How to transform a nested C++11 bind expression

Question

Is it possible to transform a nested C++11 bind expression? For example, in the code below, the bind expression associated with f will first multiply its argument by two, before adding one to the result:

#include <iostream>
#include <functional>

using namespace std::placeholders;

int main(int argc, char *argv[])
{                                                                               
  auto add1 = [](int x) { return x+1; };
  auto mul2 = [](int x) { return x*2; };

  auto f = std::bind(add1, std::bind(mul2, _1));
  std::cout << f(0) << '\n';
  return 0;
}

Could we create a transformed version of f which instead first adds one, then multiplies the result by two; the result would behave as if defined as:

auto f2 = std::bind(mul2, std::bind(add1, _1));

This example is simplified by the fact that it's structure is analogous to a list; whereas a bind expression is more generally a tree.

Answer 1

This is a brutal hack on VS2013, and is totally non-portable, but I was interested to see if I could make something work. It probably doesn't solve your problem, but I thought it was worth sharing. Because the return value of std::bind is implementation defined, portability is going to be a big roadblock on this problem. There's also lots handwaving on most of the template deduction.

template<class A, class B, class C>
std::_Bind<false, void, B&, std::_Bind<false, void, A&, C>> 
inverse(std::_Bind<false, void, A&, std::_Bind<false, void, B&, C>> f) {
    A func_a;
    B func_b;
    return std::bind(func_b, std::bind(func_a, _1));
}

int main() {
    auto add1 = [](int x) { return x+1; };
    auto mul2 = [](int x) { return x*2; };

    auto f = std::bind(add1, std::bind(mul2, _1));
    std::cout << f(0) << '\n';

    auto g = inverse(f);
    std::cout << g(0) << '\n';

    return 0;
}

Answer 2

std::bind is a black box. It does not support introspection (aside from std::result_of and std::is_bind_expression) or polymorphism (aside from std::placeholders). When you call f(0), it compiles to native code for 0*2+1.

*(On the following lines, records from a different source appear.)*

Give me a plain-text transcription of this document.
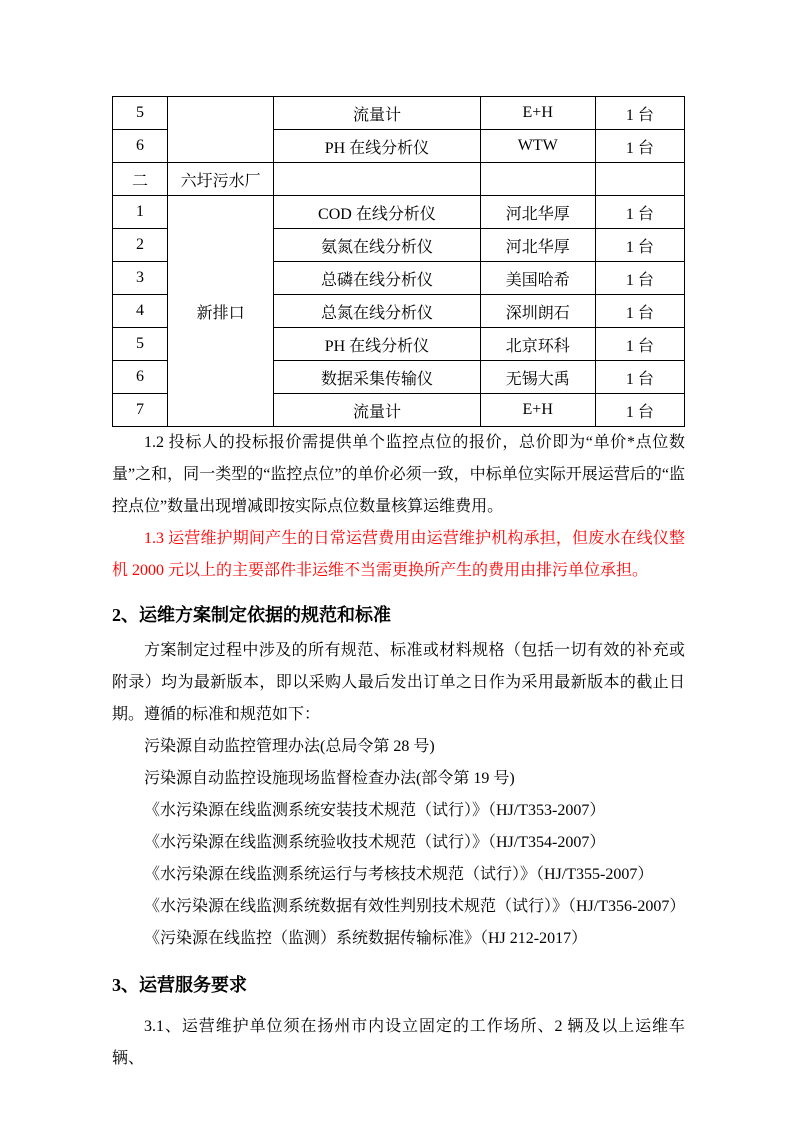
5		流量计	E+H	1 台
6		PH 在线分析仪	WTW	1 台
二	六圩污水厂			
1	新排口	COD 在线分析仪	河北华厚	1 台
2		氨氮在线分析仪	河北华厚	1 台
3		总磷在线分析仪	美国哈希	1 台
4		总氮在线分析仪	深圳朗石	1 台
5		PH 在线分析仪	北京环科	1 台
6		数据采集传输仪	无锡大禹	1 台
7		流量计	E+H	1 台

1.2 投标人的投标报价需提供单个监控点位的报价，总价即为“单价*点位数量”之和，同一类型的“监控点位”的单价必须一致，中标单位实际开展运营后的“监控点位”数量出现增减即按实际点位数量核算运维费用。

1.3 运营维护期间产生的日常运营费用由运营维护机构承担，但废水在线仪整机 2000 元以上的主要部件非运维不当需更换所产生的费用由排污单位承担。

2、运维方案制定依据的规范和标准

方案制定过程中涉及的所有规范、标准或材料规格（包括一切有效的补充或附录）均为最新版本，即以采购人最后发出订单之日作为采用最新版本的截止日期。遵循的标准和规范如下：

污染源自动监控管理办法(总局令第 28 号)

污染源自动监控设施现场监督检查办法(部令第 19 号)

《水污染源在线监测系统安装技术规范（试行）》（HJ/T353-2007）

《水污染源在线监测系统验收技术规范（试行）》（HJ/T354-2007）

《水污染源在线监测系统运行与考核技术规范（试行）》（HJ/T355-2007）

《水污染源在线监测系统数据有效性判别技术规范（试行）》（HJ/T356-2007）

《污染源在线监控（监测）系统数据传输标准》（HJ 212-2017）

3、运营服务要求

3.1、运营维护单位须在扬州市内设立固定的工作场所、2 辆及以上运维车辆、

Inside that black box is something like an expression template, referencing the composed functor types and providing storage for any bound arguments. Such implementation is tied to the compiler, and platform details will in fact differ greatly.

If you want to portably manipulate expressions, check out the Boost.Proto generalized expression template library. It's heavy stuff, though.